Hör zu: Hast Du Dir schon einmal überlegt, in einem Bahnhof auszusteigen, wo sonst nie jemand aussteigt? In einer der 22 Geschichten tut genau dies der Erzähler, und findet statt des erhofften Wunders nur einen alten Mann, der seit 20 Jahren darauf gewartet hat, dass jemand in diesem Bahnhof aussteigt – damit er ihn umbringen kann.

Trivia: Letzten Sonntag auf dem Flohmarkt erstanden für 50 Cent. Ein Buch von 1960. Nicht schlecht, oder? Das beste daran ist wahrscheinlich die Notiz auf Seite 2: THIS LOW PRICED BANTAM BOOK printed in completely new type, especially designed for easy reading, contains the complete text of the original, card-cover edition. NOT ONE WORD HAS BEEN OMITTED. Huch! Klingt ein wenig so, als ob Taschenbücher/Paperbacks zu dieser Zeit noch etwas echt Merkwürdiges und Neues waren…

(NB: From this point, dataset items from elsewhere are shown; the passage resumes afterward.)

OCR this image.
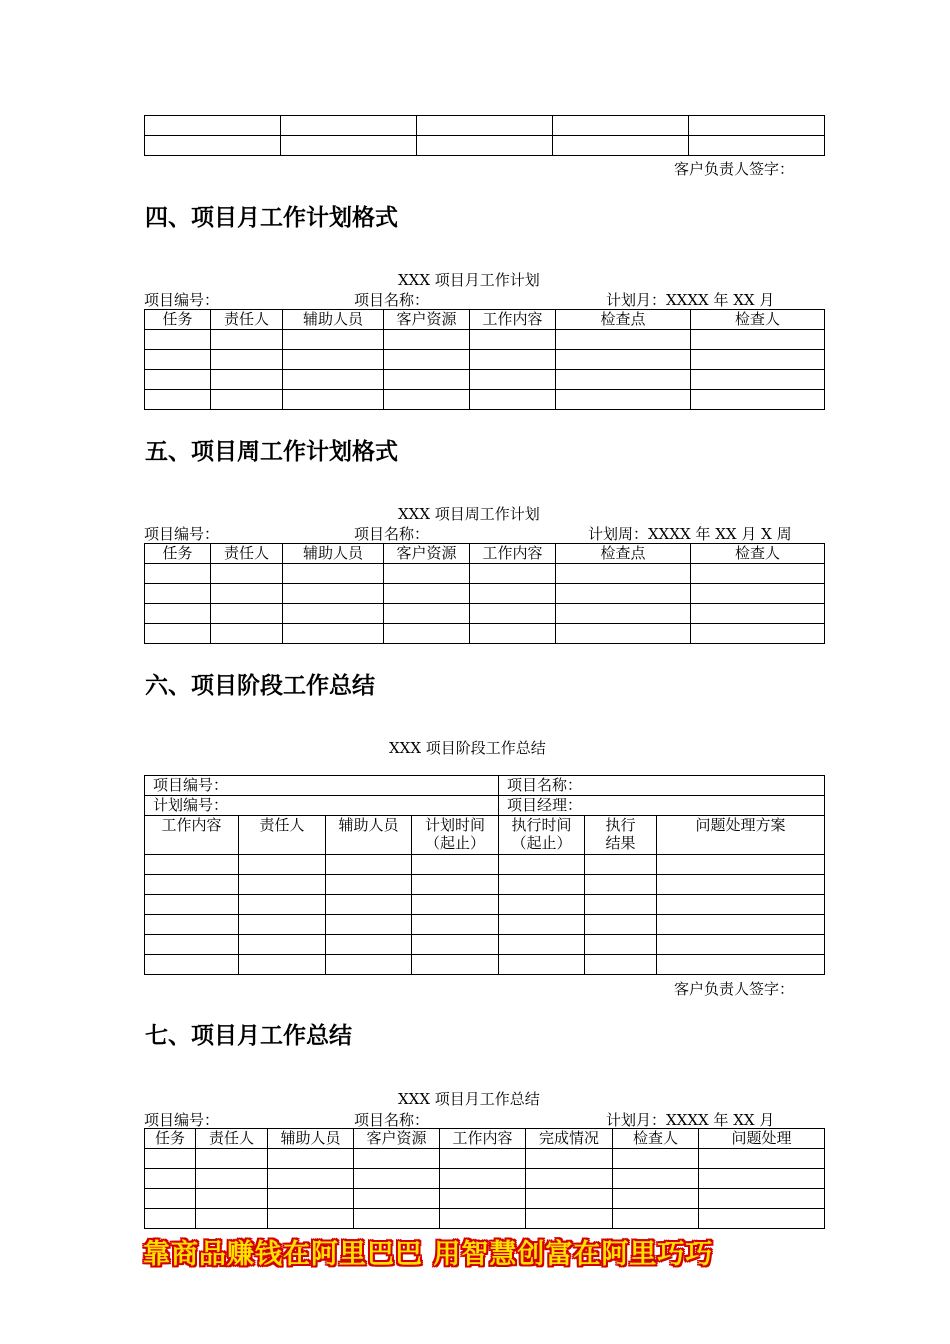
客户负责人签字：
四、项目月工作计划格式
XXX 项目月工作计划
项目编号：	项目名称：	计划月：XXXX 年 XX 月
任务	责任人	辅助人员	客户资源	工作内容	检查点	检查人

五、项目周工作计划格式
XXX 项目周工作计划
项目编号：	项目名称：	计划周：XXXX 年 XX 月 X 周
任务	责任人	辅助人员	客户资源	工作内容	检查点	检查人

六、项目阶段工作总结
XXX 项目阶段工作总结
项目编号：				项目名称：		
计划编号：				项目经理：		
工作内容	责任人	辅助人员	计划时间（起止）	执行时间（起止）	执行结果	问题处理方案

客户负责人签字：
七、项目月工作总结
XXX 项目月工作总结
项目编号：	项目名称：	计划月：XXXX 年 XX 月
任务	责任人	辅助人员	客户资源	工作内容	完成情况	检查人	问题处理

靠商品赚钱在阿里巴巴 用智慧创富在阿里巧巧
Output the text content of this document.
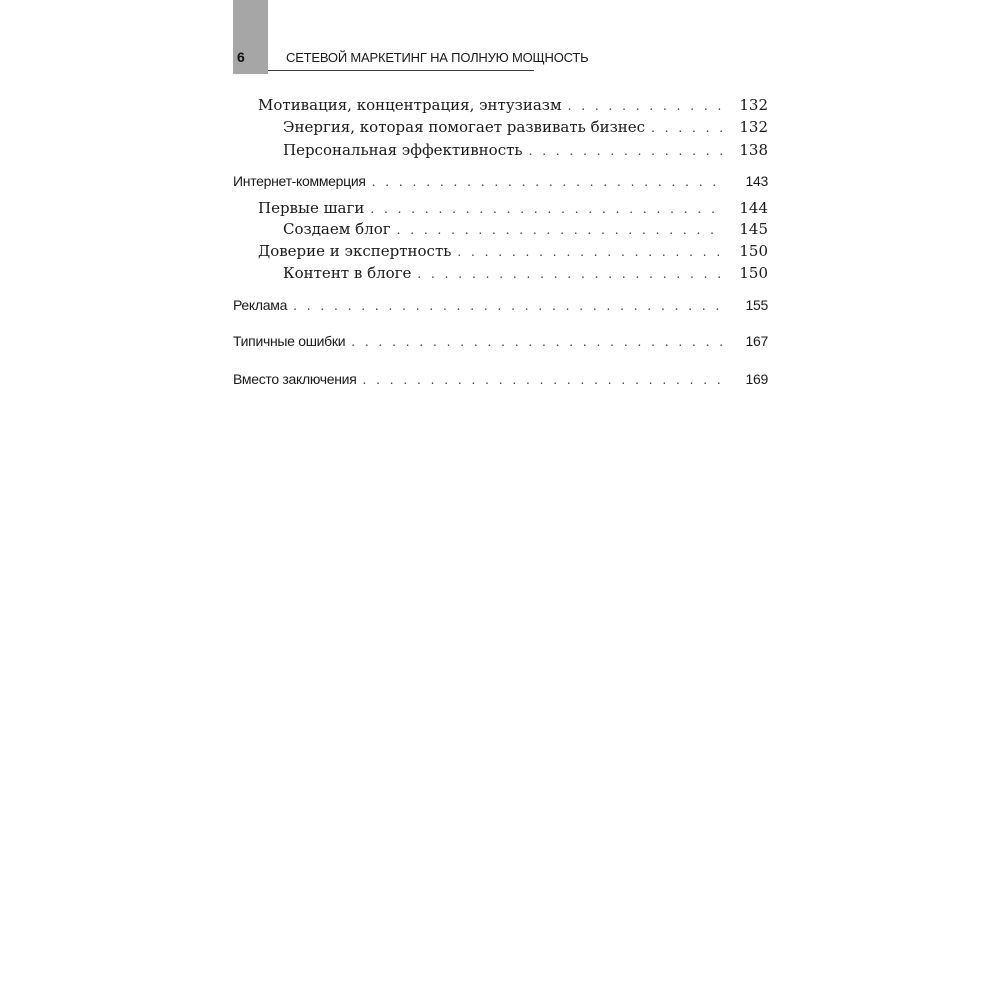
6	СЕТЕВОЙ МАРКЕТИНГ НА ПОЛНУЮ МОЩНОСТЬ
Мотивация, концентрация, энтузиазм . . .	132
Энергия, которая помогает развивать бизнес . . .	132
Персональная эффективность . . .	138
Интернет-коммерция . . .	143
Первые шаги . . .	144
Создаем блог . . .	145
Доверие и экспертность . . .	150
Контент в блоге . . .	150
Реклама . . .	155
Типичные ошибки . . .	167
Вместо заключения . . .	169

Rezension aus MEH, 13.06.2006, um 21:33 Uhr

Freitag, 20. November 2009

Buch :: Thor Visionaries: Walter Simonson

The sound of thunder reverberates throughout a billion billion worlds: DOOM!

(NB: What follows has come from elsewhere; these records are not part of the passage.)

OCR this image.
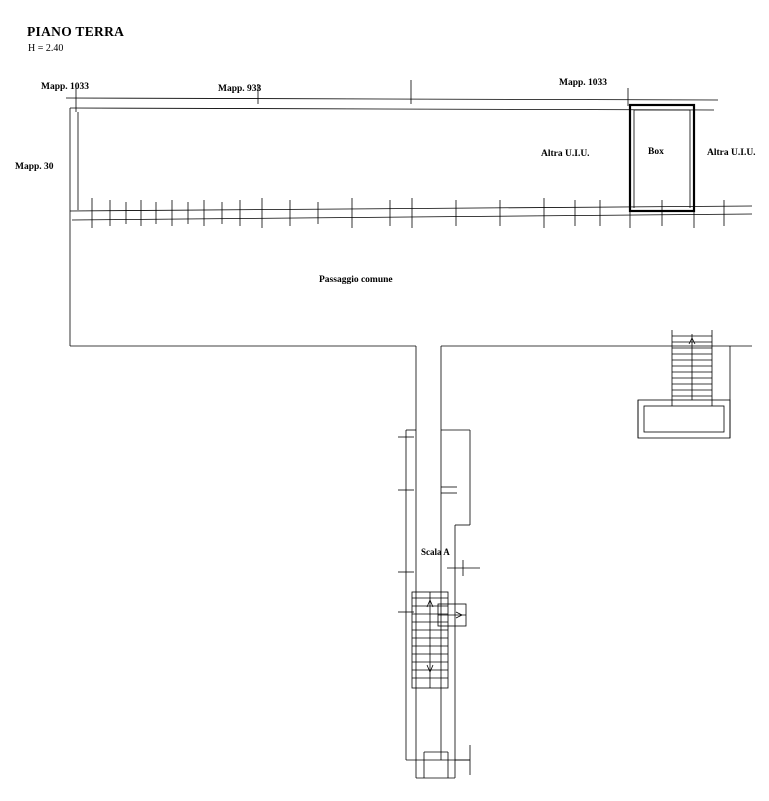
PIANO TERRA
H = 2.40
Mapp. 1033	Mapp. 933
Mapp. 1033
Mapp. 30
Altra U.I.U.	Box	Altra U.I.U.
Passaggio comune
Scala A
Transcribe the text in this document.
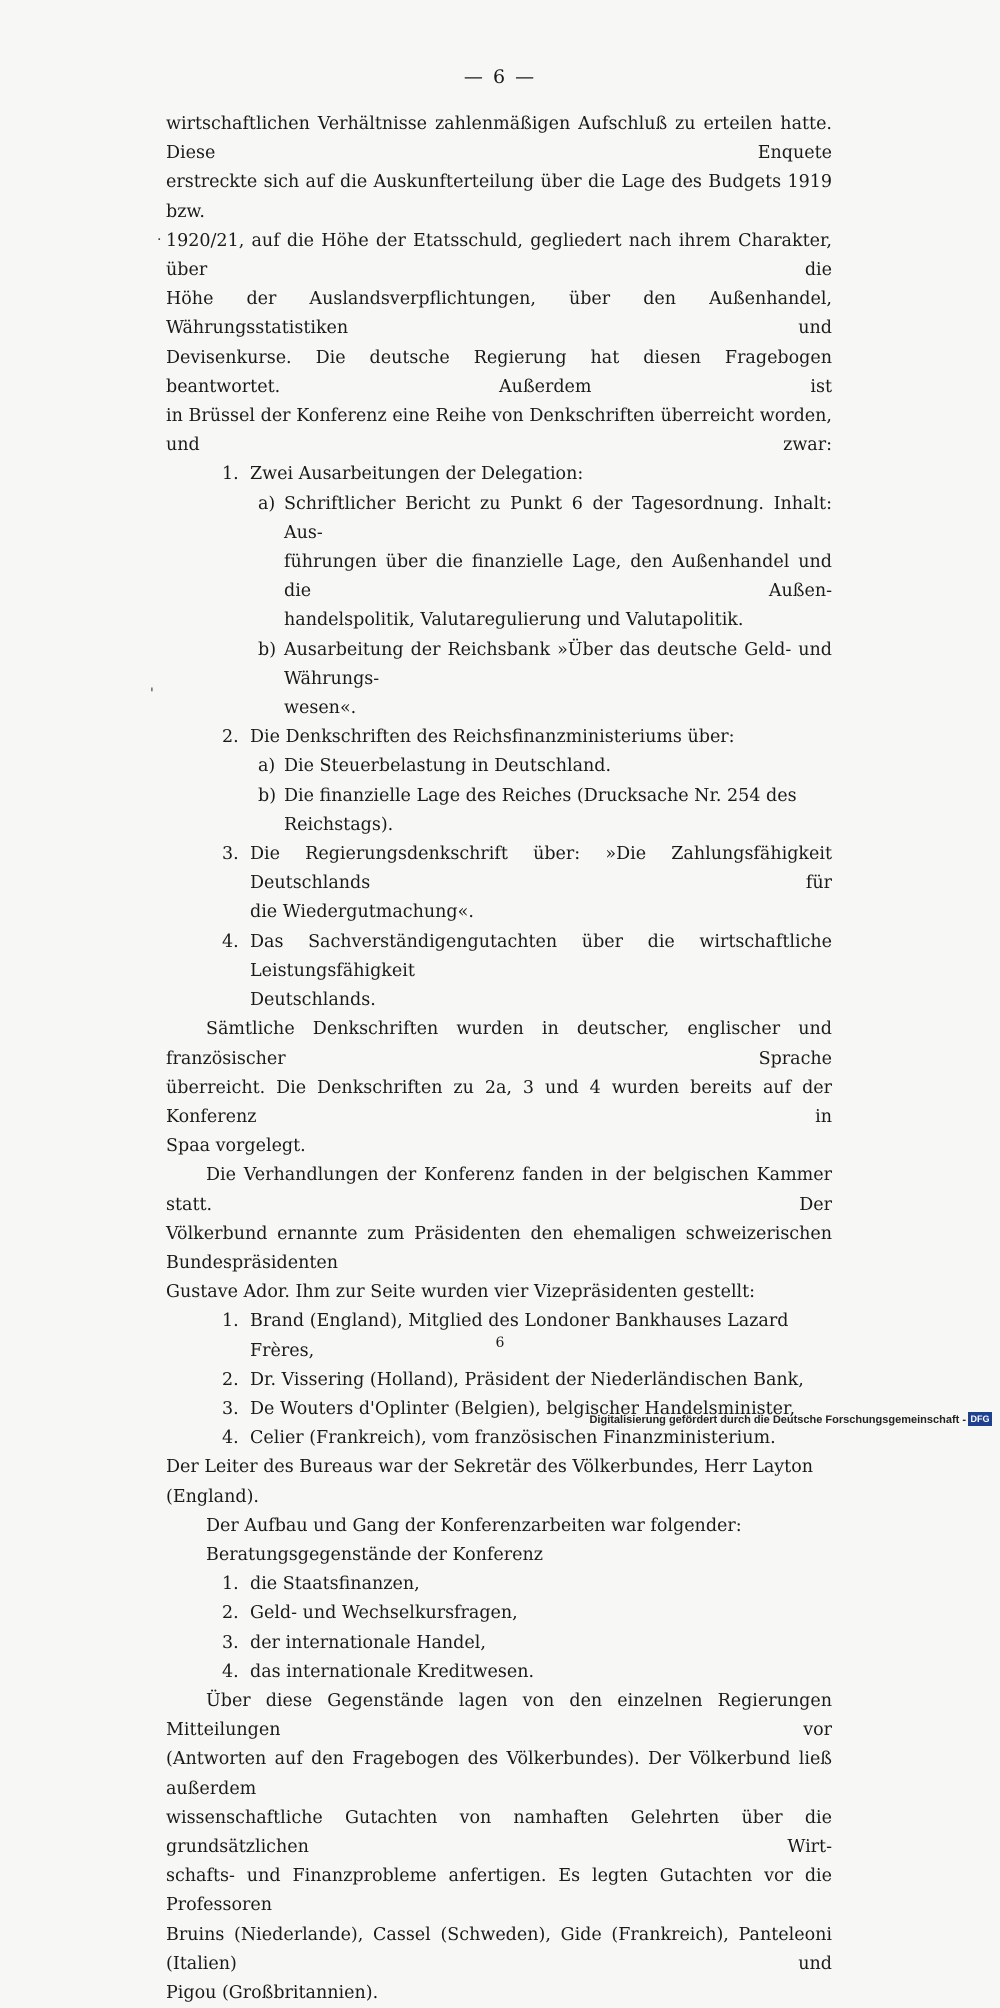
— 6 —
·
'

wirtschaftlichen Verhältnisse zahlenmäßigen Aufschluß zu erteilen hatte. Diese Enquete

erstreckte sich auf die Auskunfterteilung über die Lage des Budgets 1919 bzw.

1920/21, auf die Höhe der Etatsschuld, gegliedert nach ihrem Charakter, über die

Höhe der Auslandsverpflichtungen, über den Außenhandel, Währungsstatistiken und

Devisenkurse. Die deutsche Regierung hat diesen Fragebogen beantwortet. Außerdem ist

in Brüssel der Konferenz eine Reihe von Denkschriften überreicht worden, und zwar:

1. Zwei Ausarbeitungen der Delegation:
a) Schriftlicher Bericht zu Punkt 6 der Tagesordnung. Inhalt: Aus-

führungen über die finanzielle Lage, den Außenhandel und die Außen-

handelspolitik, Valutaregulierung und Valutapolitik.

b) Ausarbeitung der Reichsbank »Über das deutsche Geld- und Währungs-

wesen«.

2. Die Denkschriften des Reichsfinanzministeriums über:
a) Die Steuerbelastung in Deutschland.
b) Die finanzielle Lage des Reiches (Drucksache Nr. 254 des Reichstags).
3. Die Regierungsdenkschrift über: »Die Zahlungsfähigkeit Deutschlands für

die Wiedergutmachung«.

4. Das Sachverständigengutachten über die wirtschaftliche Leistungsfähigkeit

Deutschlands.

Sämtliche Denkschriften wurden in deutscher, englischer und französischer Sprache

überreicht. Die Denkschriften zu 2a, 3 und 4 wurden bereits auf der Konferenz in

Spaa vorgelegt.

Die Verhandlungen der Konferenz fanden in der belgischen Kammer statt. Der

Völkerbund ernannte zum Präsidenten den ehemaligen schweizerischen Bundespräsidenten

Gustave Ador. Ihm zur Seite wurden vier Vizepräsidenten gestellt:

1. Brand (England), Mitglied des Londoner Bankhauses Lazard Frères,
2. Dr. Vissering (Holland), Präsident der Niederländischen Bank,
3. De Wouters d'Oplinter (Belgien), belgischer Handelsminister,
4. Celier (Frankreich), vom französischen Finanzministerium.

Der Leiter des Bureaus war der Sekretär des Völkerbundes, Herr Layton (England).

Der Aufbau und Gang der Konferenzarbeiten war folgender:

Beratungsgegenstände der Konferenz

1. die Staatsfinanzen,
2. Geld- und Wechselkursfragen,
3. der internationale Handel,
4. das internationale Kreditwesen.

Über diese Gegenstände lagen von den einzelnen Regierungen Mitteilungen vor

(Antworten auf den Fragebogen des Völkerbundes). Der Völkerbund ließ außerdem

wissenschaftliche Gutachten von namhaften Gelehrten über die grundsätzlichen Wirt-

schafts- und Finanzprobleme anfertigen. Es legten Gutachten vor die Professoren

Bruins (Niederlande), Cassel (Schweden), Gide (Frankreich), Panteleoni (Italien) und

Pigou (Großbritannien).

6
Digitalisierung gefördert durch die Deutsche Forschungsgemeinschaft - DFG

Der Plot: In einem Kampf gegen den Ausserirdischen Beta Ray Bill wird der mächtige Thor, Donnergott des unsterblichen Asgard, gezwungen, seine irdische Hülle als der gehbehinderte Dr. Donald Blake aufzugeben und erscheint fortan als "Sigurd Jarlson" auf Erden. Doch selbst Odin Allvater wird erst viel zu spät klar, dass Beta Ray Bills Erscheinen nur das erste Vorzeichen apokalyptischer Geschehnisse ist, die alle Neun Welten umspannen, und Kräfte freisetzen, die seit Äonen gebannt schienen.

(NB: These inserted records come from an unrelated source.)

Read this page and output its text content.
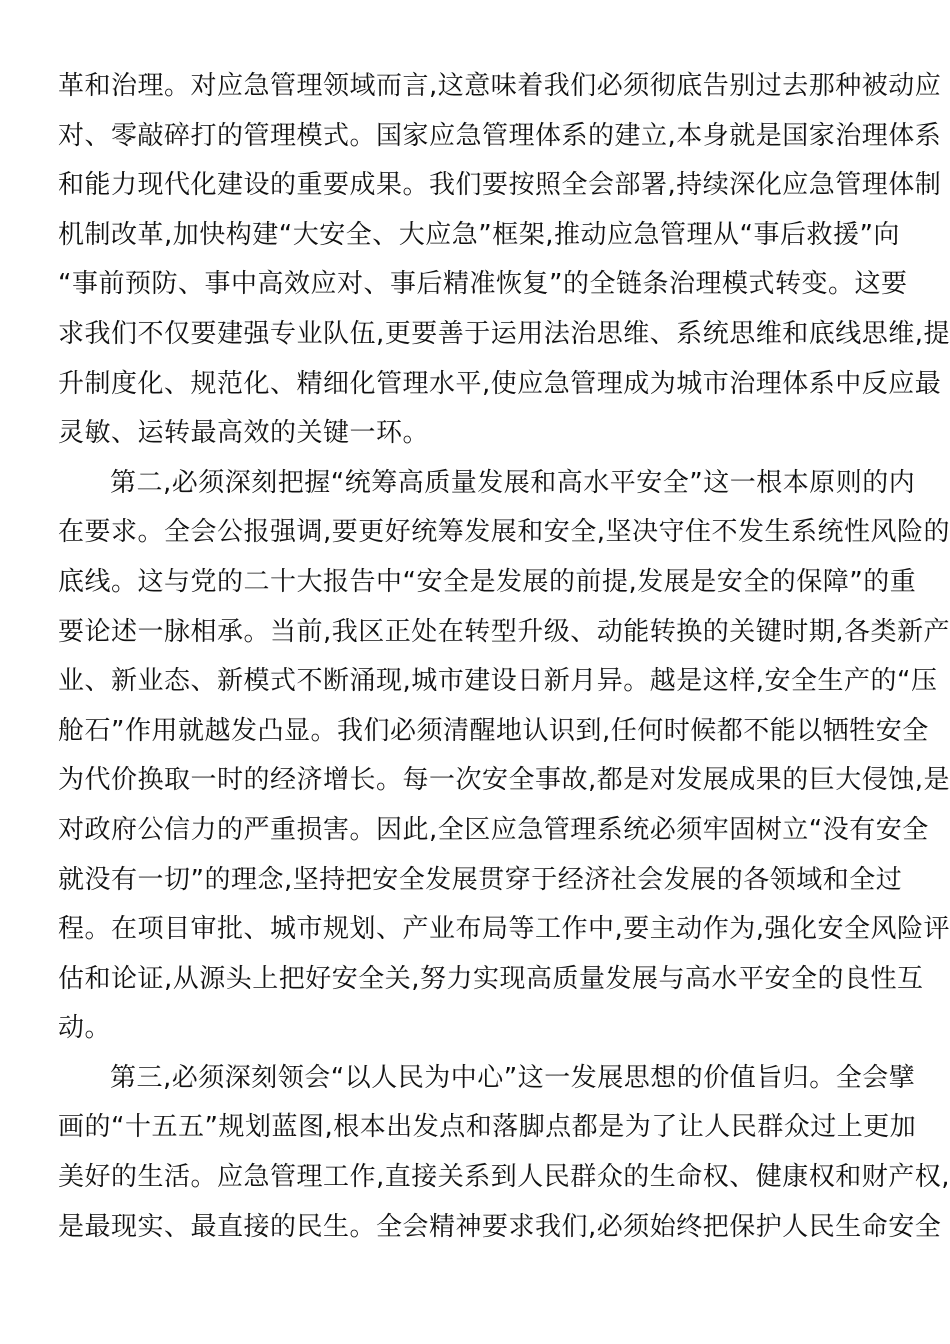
革和治理。对应急管理领域而言,这意味着我们必须彻底告别过去那种被动应
对、零敲碎打的管理模式。国家应急管理体系的建立,本身就是国家治理体系
和能力现代化建设的重要成果。我们要按照全会部署,持续深化应急管理体制
机制改革,加快构建“大安全、大应急”框架,推动应急管理从“事后救援”向
“事前预防、事中高效应对、事后精准恢复”的全链条治理模式转变。这要
求我们不仅要建强专业队伍,更要善于运用法治思维、系统思维和底线思维,提
升制度化、规范化、精细化管理水平,使应急管理成为城市治理体系中反应最
灵敏、运转最高效的关键一环。
第二,必须深刻把握“统筹高质量发展和高水平安全”这一根本原则的内
在要求。全会公报强调,要更好统筹发展和安全,坚决守住不发生系统性风险的
底线。这与党的二十大报告中“安全是发展的前提,发展是安全的保障”的重
要论述一脉相承。当前,我区正处在转型升级、动能转换的关键时期,各类新产
业、新业态、新模式不断涌现,城市建设日新月异。越是这样,安全生产的“压
舱石”作用就越发凸显。我们必须清醒地认识到,任何时候都不能以牺牲安全
为代价换取一时的经济增长。每一次安全事故,都是对发展成果的巨大侵蚀,是
对政府公信力的严重损害。因此,全区应急管理系统必须牢固树立“没有安全
就没有一切”的理念,坚持把安全发展贯穿于经济社会发展的各领域和全过
程。在项目审批、城市规划、产业布局等工作中,要主动作为,强化安全风险评
估和论证,从源头上把好安全关,努力实现高质量发展与高水平安全的良性互
动。
第三,必须深刻领会“以人民为中心”这一发展思想的价值旨归。全会擘
画的“十五五”规划蓝图,根本出发点和落脚点都是为了让人民群众过上更加
美好的生活。应急管理工作,直接关系到人民群众的生命权、健康权和财产权,
是最现实、最直接的民生。全会精神要求我们,必须始终把保护人民生命安全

Das Buch: In diesem Tradepaperback sind die ersten der zu recht hoch gelobten Thor-Hefte von Walter Simonson gesammelt, der es wie kein anderer verstand, die von Stan Lee und Jack Kirby geprägte Mischung aus ScienceFiction, Superheldencomic und nordischer Mythologie wieder zu beleben, die "The Mighty Thor" in den 60ern prägte. Simonson – als Nachkomme dänischer Einwanderer – zeichnet sich vor allem aus, dass er die mythologischen Wurzeln des Donnergottes hervorstellte. Hier finden wir Götter, Zwergen und Riesen in kosmischen Zusammenhängen, die typischen Spandexhelden bleiben außen vor. Und tief im Herzen der Brennenden Galaxis schmiedet eine gewaltige, in Flammen gehüllte Gestalt, das Schwert, das dem Weltenbaum den Untergang bringen soll. Währenddessen wandelt Malekith von den Schwarzelben wieder auf Erden, und wenn er das findet, was er sucht, wird das Ende der Welt anbrechen…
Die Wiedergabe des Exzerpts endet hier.